I meet a large fishing vessel coming out of the other harbor, the Lady Law, hailing from Newport, Or. I fall in behind her and begin my Bellingham Bay crossing. The wind has built up quite a chop and the bay is filled with white caps. My ship's bell is ringing some 3 bell waves, as I call them. Shatoosh is riding well and I am glad that I, again, decided to stow Pashmina on the rooftop, rather than, to tow her.

After an hour the seas and winds soften their gnarly grip on the bay. Yesterday, Too Tall was telling me that I might run across a derelict porta boat and would I save it for him. At 1025hrs, I have reached the southern tip of Eliza Island near the southern tip of Lummi. I look up to see a dinghy adrift. In the distance it looks, not like a porta boat, but rather a Livingston. I alter my course to check it out. It is about 12 ft long, pretty beaten up, no lines on it, no registration numbers(they have been partially removed), no life jackets, no oars. There is growth on the bottom indicating it has been adrift for a while and it is partially submerged. I notify the Coast Guard and give them the information and the lat/long. It looks like it might be blown into Eliza Island shoreline. I told the CG that since I was single handing I did not want to try to get a line on her and tow her into land. They agreed and noted the location. I then called, Too Tall, on the phone to tell him he must be coming psychic.

I return to my course heading for Cypress Island and arrive at 1130hrs.

I pick up a buoy deep into Eagle Harbor. The tide is ebbing and I have 8-10 ft of water under me. At low tide I have 6 feet. There are 12 bouys here and the setting is stunning with a nice cove and beach in the back and steep rock cliffs to port as you face outward of the cove. The sun has been in and out all day and the wind blowing 10-15k to zero.


























I am really hungry, so cut up some polish sausage and scramble some eggs. I top it off with my last kosher pickle and a mug of coffee. I figure I get my vegetable that way. After doing the dishes, I dust off my fishing pole and throw the line over. A fish grabs it just as it hits the bottom. I throw it back and that is the only catch of the day. If the weather is good tomorrow, perhaps I will troll for some pinks.

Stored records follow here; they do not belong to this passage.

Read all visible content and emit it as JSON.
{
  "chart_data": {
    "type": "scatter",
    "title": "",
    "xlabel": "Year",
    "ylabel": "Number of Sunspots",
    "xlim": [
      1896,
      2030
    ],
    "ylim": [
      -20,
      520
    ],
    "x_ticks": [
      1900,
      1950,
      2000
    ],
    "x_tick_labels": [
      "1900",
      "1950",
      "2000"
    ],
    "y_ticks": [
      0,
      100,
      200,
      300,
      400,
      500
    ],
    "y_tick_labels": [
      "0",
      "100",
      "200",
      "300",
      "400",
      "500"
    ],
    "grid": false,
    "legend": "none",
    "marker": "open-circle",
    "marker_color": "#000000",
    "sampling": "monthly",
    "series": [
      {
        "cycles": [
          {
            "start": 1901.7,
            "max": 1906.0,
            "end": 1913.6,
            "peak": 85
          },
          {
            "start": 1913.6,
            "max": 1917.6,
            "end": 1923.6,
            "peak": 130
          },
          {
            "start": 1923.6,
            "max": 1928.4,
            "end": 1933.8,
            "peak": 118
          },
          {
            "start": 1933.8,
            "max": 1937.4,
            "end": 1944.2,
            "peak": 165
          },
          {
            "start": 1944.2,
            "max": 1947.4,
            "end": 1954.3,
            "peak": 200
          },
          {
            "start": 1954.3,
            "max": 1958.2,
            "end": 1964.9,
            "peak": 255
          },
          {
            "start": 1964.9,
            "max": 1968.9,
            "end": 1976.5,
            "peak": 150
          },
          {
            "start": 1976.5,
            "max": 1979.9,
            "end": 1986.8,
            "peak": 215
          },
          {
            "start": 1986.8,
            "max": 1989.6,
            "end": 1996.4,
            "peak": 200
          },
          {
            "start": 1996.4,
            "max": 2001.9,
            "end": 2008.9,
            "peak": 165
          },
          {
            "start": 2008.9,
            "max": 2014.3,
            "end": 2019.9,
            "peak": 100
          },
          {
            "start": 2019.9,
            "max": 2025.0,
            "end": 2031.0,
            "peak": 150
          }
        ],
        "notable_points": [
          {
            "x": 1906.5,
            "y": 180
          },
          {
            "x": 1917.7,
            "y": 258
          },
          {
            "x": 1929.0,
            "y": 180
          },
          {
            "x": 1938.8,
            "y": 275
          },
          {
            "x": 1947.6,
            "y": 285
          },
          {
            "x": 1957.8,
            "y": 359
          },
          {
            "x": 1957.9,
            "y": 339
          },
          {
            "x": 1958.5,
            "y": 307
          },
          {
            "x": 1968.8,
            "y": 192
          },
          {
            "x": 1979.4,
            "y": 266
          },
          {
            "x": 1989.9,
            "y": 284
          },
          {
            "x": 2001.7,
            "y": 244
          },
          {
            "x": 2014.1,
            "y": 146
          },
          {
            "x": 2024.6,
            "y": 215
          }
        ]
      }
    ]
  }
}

Hooking up to a buoy really takes the stress out of being in a windy cove. I will be coming back here in a few days when I bring my friend, Carol, next week. Farther up the shoreline are more buoys and trail heads, as all this land is DNR. There is a small mountain lake, as well. We will have to explore it later.

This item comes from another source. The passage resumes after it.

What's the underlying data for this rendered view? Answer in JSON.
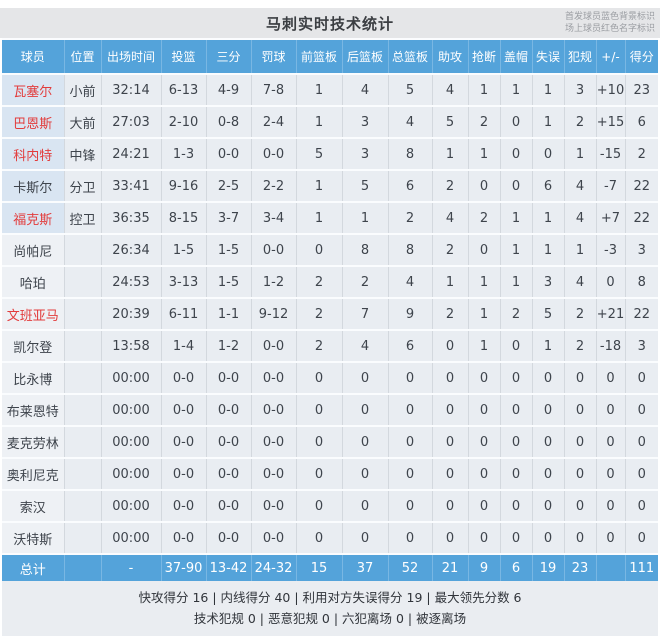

Its time to put on some warmer clothes as the wind is cold. I think I have changed clothes 3 times today. Fleece to shorts and back again. The weather changes every 5 minutes.We have had calm, rain, wind, sun, clouds but no fog. I'm headed for the galley to make me some hot chocolate.

An interesting low profile trawler came in late this afternoon, hailing from Oregon. They are flying a Waikiki Yacht Club Burgee. He buoys up across from me. Perhaps, tomorrow I shall talk with him.















My course today brought me to a place where I intersected my original course north to Lummi. As you can see, I have been exploring the north east section of the islands, which are all new to me. I haven't planned on this, but it just evolved as each day passed.